Após Lula chamar proposta europeia de “ameaça”, Macron debate acordo com Mercosul

No almoço oferecido pelo presidente francês Emmanuel Macron ao presidente Luiz Inácio Lula da Silva, no Palácio do Eliseu, nesta sexta-feira (23), além do bacalhau servido, havia um cardápio com itens indigestos: o acordo de livre comércio entre a União Europeia (UE) e o Mercosul e o conflito russo-ucraniano, dois pontos de discordância entre Brasil e França.


No primeiro deles, Lula repetiu ao colega francês o que já havia dito pela manhã no encerramento da Cúpula para um Novo Pacto Financeiro Global: o Brasil considerou inaceitável a side letter — um adendo que, na prática, amplia e modifica o acordo — exigindo novos compromissos ambientais como requisito para a assinatura do documento.


O brasileiro reafirmou que uma carta-resposta será discutida na próxima cúpula de chefes de Estado do Mercosul, em Puerto Iguazú, no Argentina. A ideia é que a missiva seja enviada a UE antes da cúpula dos europeus com a Comunidade de Estados Latino-Americanos e Caribenhos (Celac), em Bruxelas, Bélgica, nos dias 17 e 18 de julho.




O impasse, por enquanto, permanece, mas Macron prometeu um esforço para que seja alcançado um consenso nesta questão e que se possa, finalmente, avançar para a conclusão do acordo.


No tema da guerra na Ucrânia, os dois líderes não conseguiram convergir e mantiveram suas próprias convicções em relação ao conflito. Lula repetiu que o Brasil não vai entrar na guerra e não fornecerá armamentos para os ucranianos, o que tem sido feito por europeus e americanos. A visão brasileira defende que o confronto seja suspenso e iniciadas negociações de paz. Tudo o que a aliança transatlântica não aceita.


Macron argumentou que houve um agressor — a Rússia — e um agredido — a Ucrânia, com direito a se defender —, e que o agressor não pode sair do conflito com vantagens e novos territórios conquistados. Ambos, no entanto, celebraram a convocação pela Ucrânia de uma reunião em Copenhague, na Dinamarca, com os países do G7 mais Brasil, África do Sul, Índia e China para discutir uma solução para a guerra que já se estende por um ano e quatro meses.

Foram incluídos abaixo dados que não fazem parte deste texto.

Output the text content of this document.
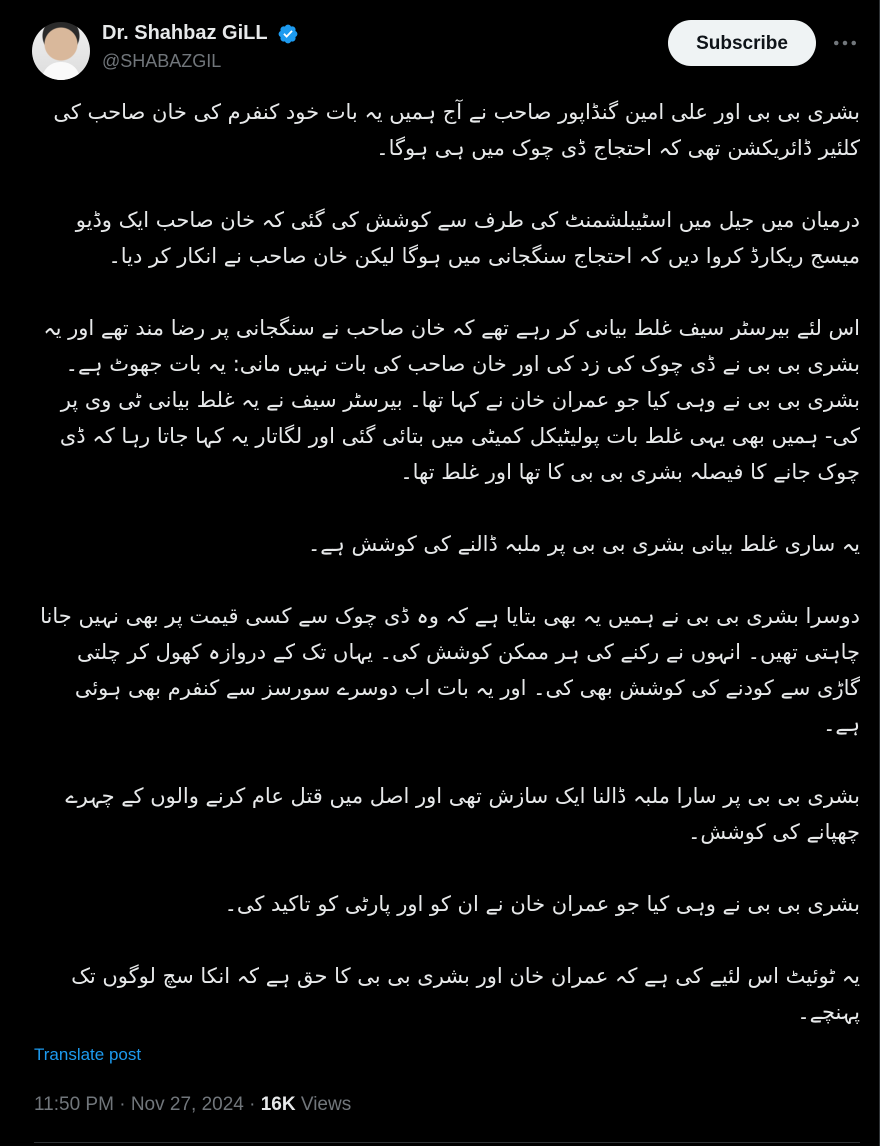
Dr. Shahbaz GiLL
@SHABAZGIL
Subscribe

بشری بی بی اور علی امین گنڈاپور صاحب نے آج ہمیں یہ بات خود کنفرم کی خان صاحب کی کلئیر ڈائریکشن تھی کہ احتجاج ڈی چوک میں ہی ہوگا۔

درمیان میں جیل میں اسٹیبلشمنٹ کی طرف سے کوشش کی گئی کہ خان صاحب ایک وڈیو میسج ریکارڈ کروا دیں کہ احتجاج سنگجانی میں ہوگا لیکن خان صاحب نے انکار کر دیا۔

اس لئے بیرسٹر سیف غلط بیانی کر رہے تھے کہ خان صاحب نے سنگجانی پر رضا مند تھے اور یہ بشری بی بی نے ڈی چوک کی زد کی اور خان صاحب کی بات نہیں مانی: یہ بات جھوٹ ہے۔ بشری بی بی نے وہی کیا جو عمران خان نے کہا تھا۔ بیرسٹر سیف نے یہ غلط بیانی ٹی وی پر کی- ہمیں بھی یہی غلط بات پولیٹیکل کمیٹی میں بتائی گئی اور لگاتار یہ کہا جاتا رہا کہ ڈی چوک جانے کا فیصلہ بشری بی بی کا تھا اور غلط تھا۔

یہ ساری غلط بیانی بشری بی بی پر ملبہ ڈالنے کی کوشش ہے۔

دوسرا بشری بی بی نے ہمیں یہ بھی بتایا ہے کہ وہ ڈی چوک سے کسی قیمت پر بھی نہیں جانا چاہتی تھیں۔ انہوں نے رکنے کی ہر ممکن کوشش کی۔ یہاں تک کے دروازہ کھول کر چلتی گاڑی سے کودنے کی کوشش بھی کی۔ اور یہ بات اب دوسرے سورسز سے کنفرم بھی ہوئی ہے۔

بشری بی بی پر سارا ملبہ ڈالنا ایک سازش تھی اور اصل میں قتل عام کرنے والوں کے چہرے چھپانے کی کوشش۔

بشری بی بی نے وہی کیا جو عمران خان نے ان کو اور پارٹی کو تاکید کی۔

یہ ٹوئیٹ اس لئیے کی ہے کہ عمران خان اور بشری بی بی کا حق ہے کہ انکا سچ لوگوں تک پہنچے۔

Translate post
11:50 PM · Nov 27, 2024 · 16K Views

No plano da defesa, foi abordado o programa de construção do primeiro submarino nuclear brasileiro, em parceria com a França, e os aspectos de transferência de tecnologia. Na área cultural, cogita-se reeditar o ano do Brasil na França, e também o da França no Brasil, promovidos em 2005 e 2009, respectivamente.

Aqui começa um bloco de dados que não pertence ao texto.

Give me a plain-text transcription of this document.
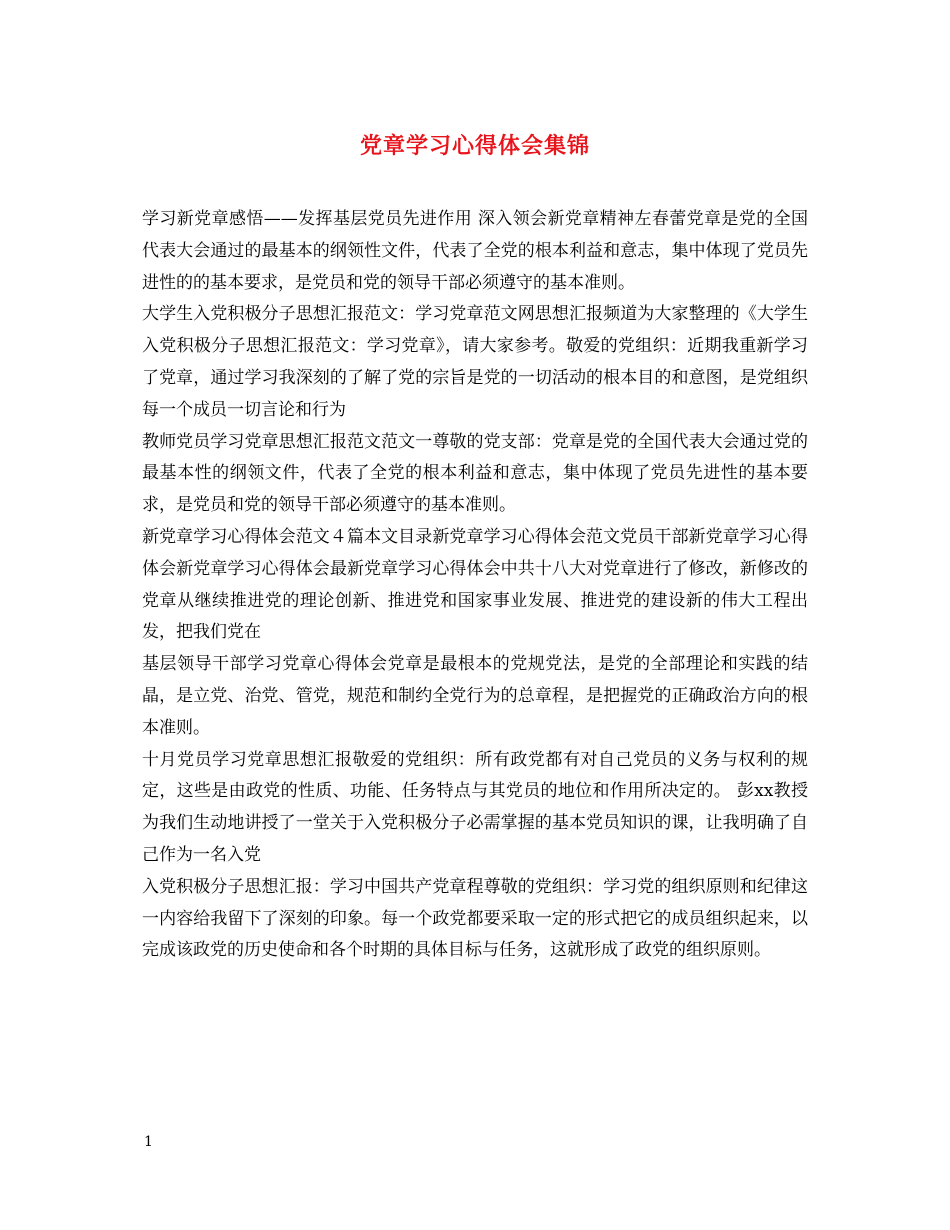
党章学习心得体会集锦

学习新党章感悟——发挥基层党员先进作用 深入领会新党章精神左春蕾党章是党的全国代表大会通过的最基本的纲领性文件，代表了全党的根本利益和意志，集中体现了党员先进性的的基本要求，是党员和党的领导干部必须遵守的基本准则。

大学生入党积极分子思想汇报范文：学习党章范文网思想汇报频道为大家整理的《大学生入党积极分子思想汇报范文：学习党章》，请大家参考。敬爱的党组织：近期我重新学习了党章，通过学习我深刻的了解了党的宗旨是党的一切活动的根本目的和意图，是党组织每一个成员一切言论和行为

教师党员学习党章思想汇报范文范文一尊敬的党支部：党章是党的全国代表大会通过党的最基本性的纲领文件，代表了全党的根本利益和意志，集中体现了党员先进性的基本要求，是党员和党的领导干部必须遵守的基本准则。

新党章学习心得体会范文４篇本文目录新党章学习心得体会范文党员干部新党章学习心得体会新党章学习心得体会最新党章学习心得体会中共十八大对党章进行了修改，新修改的党章从继续推进党的理论创新、推进党和国家事业发展、推进党的建设新的伟大工程出发，把我们党在

基层领导干部学习党章心得体会党章是最根本的党规党法，是党的全部理论和实践的结晶，是立党、治党、管党，规范和制约全党行为的总章程，是把握党的正确政治方向的根本准则。

十月党员学习党章思想汇报敬爱的党组织：所有政党都有对自己党员的义务与权利的规定，这些是由政党的性质、功能、任务特点与其党员的地位和作用所决定的。 彭xx教授为我们生动地讲授了一堂关于入党积极分子必需掌握的基本党员知识的课，让我明确了自己作为一名入党

入党积极分子思想汇报：学习中国共产党章程尊敬的党组织：学习党的组织原则和纪律这一内容给我留下了深刻的印象。每一个政党都要采取一定的形式把它的成员组织起来，以完成该政党的历史使命和各个时期的具体目标与任务，这就形成了政党的组织原则。

1
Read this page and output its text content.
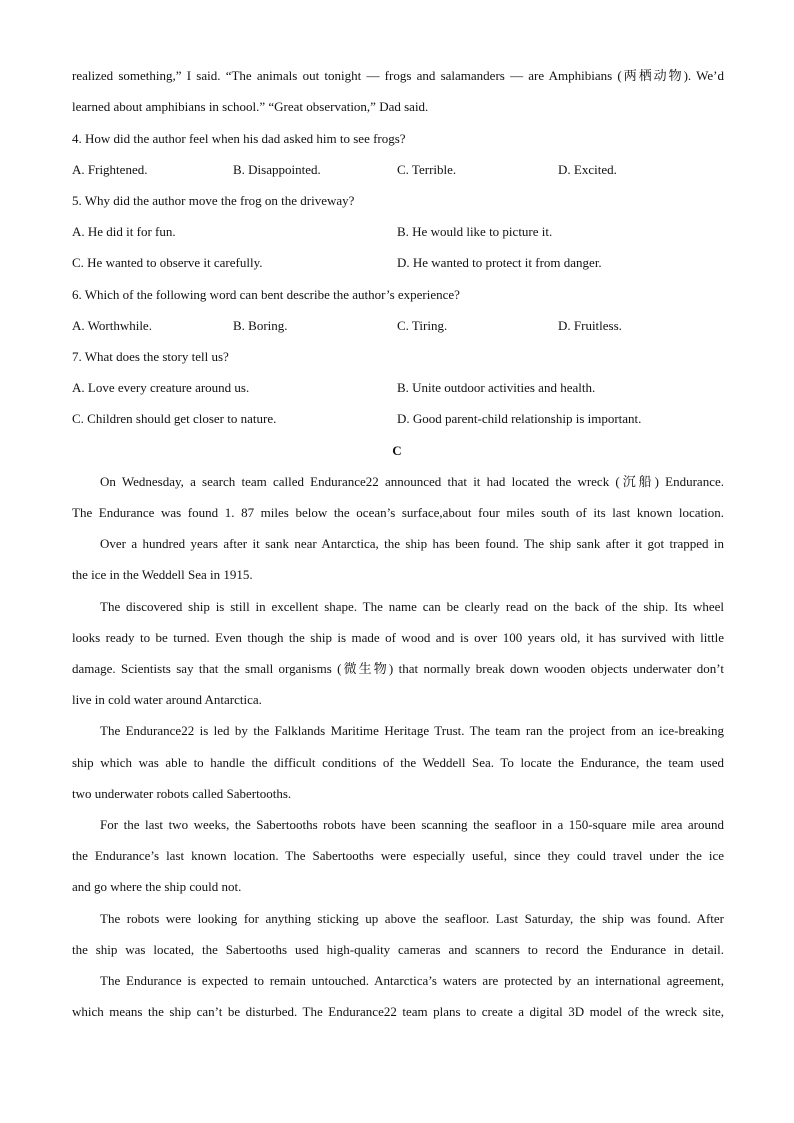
realized something,” I said. “The animals out tonight — frogs and salamanders — are Amphibians (两栖动物). We’d
learned about amphibians in school.” “Great observation,” Dad said.
4. How did the author feel when his dad asked him to see frogs?
A. Frightened.	B. Disappointed.	C. Terrible.	D. Excited.
5. Why did the author move the frog on the driveway?
A. He did it for fun.	B. He would like to picture it.
C. He wanted to observe it carefully.	D. He wanted to protect it from danger.
6. Which of the following word can bent describe the author’s experience?
A. Worthwhile.	B. Boring.	C. Tiring.	D. Fruitless.
7. What does the story tell us?
A. Love every creature around us.	B. Unite outdoor activities and health.
C. Children should get closer to nature.	D. Good parent-child relationship is important.
C
On Wednesday, a search team called Endurance22 announced that it had located the wreck (沉船) Endurance.
The Endurance was found 1. 87 miles below the ocean’s surface,about four miles south of its last known location.
Over a hundred years after it sank near Antarctica, the ship has been found. The ship sank after it got trapped in
the ice in the Weddell Sea in 1915.
The discovered ship is still in excellent shape. The name can be clearly read on the back of the ship. Its wheel
looks ready to be turned. Even though the ship is made of wood and is over 100 years old, it has survived with little
damage. Scientists say that the small organisms (微生物) that normally break down wooden objects underwater don’t
live in cold water around Antarctica.
The Endurance22 is led by the Falklands Maritime Heritage Trust. The team ran the project from an ice-breaking
ship which was able to handle the difficult conditions of the Weddell Sea. To locate the Endurance, the team used
two underwater robots called Sabertooths.
For the last two weeks, the Sabertooths robots have been scanning the seafloor in a 150-square mile area around
the Endurance’s last known location. The Sabertooths were especially useful, since they could travel under the ice
and go where the ship could not.
The robots were looking for anything sticking up above the seafloor. Last Saturday, the ship was found. After
the ship was located, the Sabertooths used high-quality cameras and scanners to record the Endurance in detail.
The Endurance is expected to remain untouched. Antarctica’s waters are protected by an international agreement,
which means the ship can’t be disturbed. The Endurance22 team plans to create a digital 3D model of the wreck site,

Lula solicitou mais investimentos franceses no Brasil na área de transição energética, e convidou Macron para participar da cúpula dos países amazônicos, em agosto. Um enigmático Macron respondeu:


— Você pode contar com o meu engajamento nos dois temas — disse, sem confirmar explicitamente sua presença no encontro amazônico.

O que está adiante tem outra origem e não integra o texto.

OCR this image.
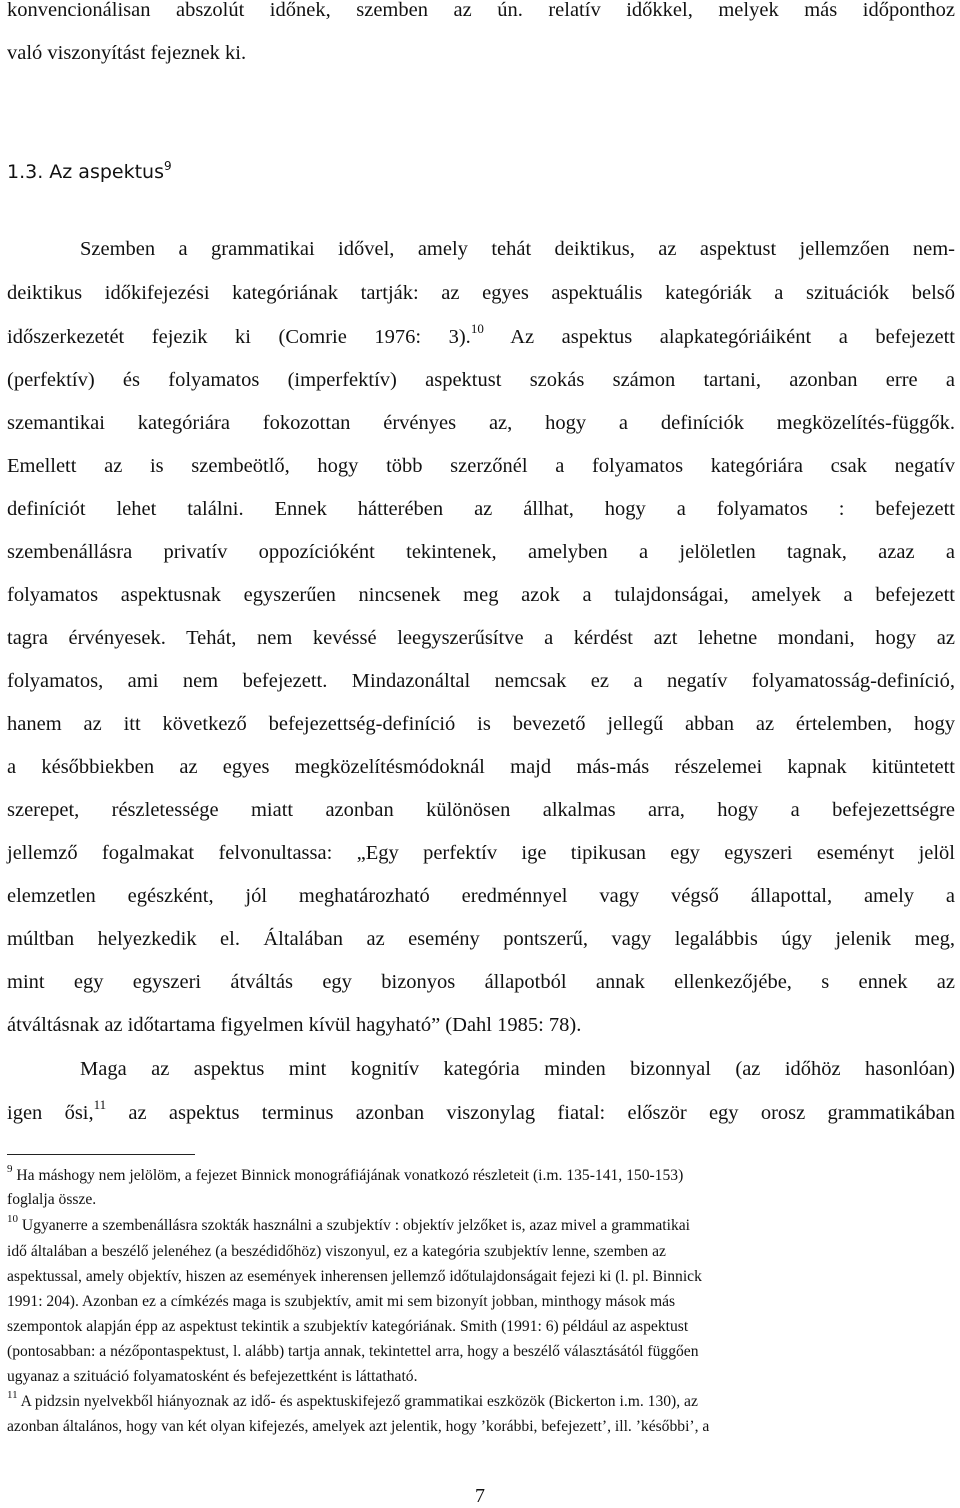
konvencionálisan abszolút időnek, szemben az ún. relatív időkkel, melyek más időponthoz
való viszonyítást fejeznek ki.
1.3. Az aspektus$^9$
Szemben a grammatikai idővel, amely tehát deiktikus, az aspektust jellemzően nem-
deiktikus időkifejezési kategóriának tartják: az egyes aspektuális kategóriák a szituációk belső
időszerkezetét fejezik ki (Comrie 1976: 3).$^{10}$ Az aspektus alapkategóriáiként a befejezett
(perfektív) és folyamatos (imperfektív) aspektust szokás számon tartani, azonban erre a
szemantikai kategóriára fokozottan érvényes az, hogy a definíciók megközelítés-függők.
Emellett az is szembeötlő, hogy több szerzőnél a folyamatos kategóriára csak negatív
definíciót lehet találni. Ennek hátterében az állhat, hogy a folyamatos : befejezett
szembenállásra privatív oppozícióként tekintenek, amelyben a jelöletlen tagnak, azaz a
folyamatos aspektusnak egyszerűen nincsenek meg azok a tulajdonságai, amelyek a befejezett
tagra érvényesek. Tehát, nem kevéssé leegyszerűsítve a kérdést azt lehetne mondani, hogy az
folyamatos, ami nem befejezett. Mindazonáltal nemcsak ez a negatív folyamatosság-definíció,
hanem az itt következő befejezettség-definíció is bevezető jellegű abban az értelemben, hogy
a későbbiekben az egyes megközelítésmódoknál majd más-más részelemei kapnak kitüntetett
szerepet, részletessége miatt azonban különösen alkalmas arra, hogy a befejezettségre
jellemző fogalmakat felvonultassa: „Egy perfektív ige tipikusan egy egyszeri eseményt jelöl
elemzetlen egészként, jól meghatározható eredménnyel vagy végső állapottal, amely a
múltban helyezkedik el. Általában az esemény pontszerű, vagy legalábbis úgy jelenik meg,
mint egy egyszeri átváltás egy bizonyos állapotból annak ellenkezőjébe, s ennek az
átváltásnak az időtartama figyelmen kívül hagyható” (Dahl 1985: 78).
Maga az aspektus mint kognitív kategória minden bizonnyal (az időhöz hasonlóan)
igen ősi,$^{11}$ az aspektus terminus azonban viszonylag fiatal: először egy orosz grammatikában
$^9$ Ha máshogy nem jelölöm, a fejezet Binnick monográfiájának vonatkozó részleteit (i.m. 135-141, 150-153)
foglalja össze.
$^{10}$ Ugyanerre a szembenállásra szokták használni a szubjektív : objektív jelzőket is, azaz mivel a grammatikai
idő általában a beszélő jelenéhez (a beszédidőhöz) viszonyul, ez a kategória szubjektív lenne, szemben az
aspektussal, amely objektív, hiszen az események inherensen jellemző időtulajdonságait fejezi ki (l. pl. Binnick
1991: 204). Azonban ez a címkézés maga is szubjektív, amit mi sem bizonyít jobban, minthogy mások más
szempontok alapján épp az aspektust tekintik a szubjektív kategóriának. Smith (1991: 6) például az aspektust
(pontosabban: a nézőpontaspektust, l. alább) tartja annak, tekintettel arra, hogy a beszélő választásától függően
ugyanaz a szituáció folyamatosként és befejezettként is láttatható.
$^{11}$ A pidzsin nyelvekből hiányoznak az idő- és aspektuskifejező grammatikai eszközök (Bickerton i.m. 130), az
azonban általános, hogy van két olyan kifejezés, amelyek azt jelentik, hogy ’korábbi, befejezett’, ill. ’későbbi’, a
7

Brasil e França estabeleceram uma parceria estratégica em 2006, de promoção do diálogo político e de relações econômicas e comerciais. Está em elaboração uma atualização desta parceria, que o governo francês pretende como “mais ambiciosa”. O novo plano de ação entre os dois países estava previsto para ser anunciado no primeiro semestre deste ano, mas atrasou, e por enquanto não há ainda um novo prazo estabelecido.